人間には見えなくても、魔力が人間よりも強く、自然と共存して感覚が研ぎ澄まされている魔物であり、それらを取りまとめる長であるニールなら何かを感じれる、もしくは、何かを知っているかもしれないと思ったのだが、空を見上げるニールにその様子はない。

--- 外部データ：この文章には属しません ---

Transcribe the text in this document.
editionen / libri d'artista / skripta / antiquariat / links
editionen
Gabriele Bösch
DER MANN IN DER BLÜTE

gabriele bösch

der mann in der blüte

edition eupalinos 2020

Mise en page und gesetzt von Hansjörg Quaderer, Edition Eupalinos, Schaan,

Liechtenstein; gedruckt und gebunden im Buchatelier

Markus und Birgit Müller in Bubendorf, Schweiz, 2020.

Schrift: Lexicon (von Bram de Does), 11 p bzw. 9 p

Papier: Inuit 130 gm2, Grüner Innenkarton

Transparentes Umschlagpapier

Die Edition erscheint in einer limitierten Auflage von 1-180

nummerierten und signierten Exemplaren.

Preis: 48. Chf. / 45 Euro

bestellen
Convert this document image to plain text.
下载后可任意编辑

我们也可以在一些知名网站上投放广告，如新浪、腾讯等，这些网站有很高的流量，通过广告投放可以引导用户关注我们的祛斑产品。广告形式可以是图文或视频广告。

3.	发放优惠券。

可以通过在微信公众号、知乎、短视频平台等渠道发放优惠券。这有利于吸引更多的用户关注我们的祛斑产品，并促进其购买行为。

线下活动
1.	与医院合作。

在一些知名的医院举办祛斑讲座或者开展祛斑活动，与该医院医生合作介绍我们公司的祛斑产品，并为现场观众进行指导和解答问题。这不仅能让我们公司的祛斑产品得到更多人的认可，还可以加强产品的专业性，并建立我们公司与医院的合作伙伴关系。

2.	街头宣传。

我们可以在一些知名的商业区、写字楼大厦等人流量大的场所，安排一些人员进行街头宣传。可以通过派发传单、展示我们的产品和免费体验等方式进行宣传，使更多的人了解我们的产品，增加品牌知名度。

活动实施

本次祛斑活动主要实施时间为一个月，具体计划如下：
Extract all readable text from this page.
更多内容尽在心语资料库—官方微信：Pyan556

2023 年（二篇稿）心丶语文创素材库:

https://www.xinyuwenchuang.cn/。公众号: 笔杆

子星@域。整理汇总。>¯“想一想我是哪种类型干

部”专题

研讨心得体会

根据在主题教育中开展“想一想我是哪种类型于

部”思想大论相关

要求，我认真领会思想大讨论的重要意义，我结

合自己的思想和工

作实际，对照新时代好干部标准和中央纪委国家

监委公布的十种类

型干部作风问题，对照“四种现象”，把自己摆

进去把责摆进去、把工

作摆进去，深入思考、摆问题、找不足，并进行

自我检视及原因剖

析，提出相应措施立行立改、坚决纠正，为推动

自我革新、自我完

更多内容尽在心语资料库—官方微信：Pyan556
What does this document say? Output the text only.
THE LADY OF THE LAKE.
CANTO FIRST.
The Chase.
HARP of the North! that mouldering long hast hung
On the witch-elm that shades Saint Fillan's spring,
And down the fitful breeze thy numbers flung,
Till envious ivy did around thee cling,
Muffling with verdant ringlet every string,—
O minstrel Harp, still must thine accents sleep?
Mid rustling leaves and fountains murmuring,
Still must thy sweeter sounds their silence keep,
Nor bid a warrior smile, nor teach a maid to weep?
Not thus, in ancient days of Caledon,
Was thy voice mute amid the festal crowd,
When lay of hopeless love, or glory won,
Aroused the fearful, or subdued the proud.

俺は、なんなんだろう? とラークは思う。人と言うよりはキャロレイに近く、キャロレイだと言うには彼は特殊である。それに加え、幻覚かと自分でも時たま思ってしまう、魔方陣と風の存在。
「ラディールは、知ってるか?」
考え過ぎれば不安に落ちるだけだと、ラークは新たに問いかける。ラディを知ってるなら、彼女が従っていたラディールも知っているかもしれないと思った。
「名前は知ってるな。会った事はねぇけど」
ニールはそんな答えだった。ラークの不安気な表情に気づき、大きな手でポンポンと彼の頭を叩く。
「気にすんなって。ラークは元から変なんだろ? 多少なんか見えたってなんも変んねーって」
ニールの励ましに、ラークは少しホッとした様に微笑む。誰も自分を否定しない、人と違う自分でも構わないと言ってくれるのが嬉しかった。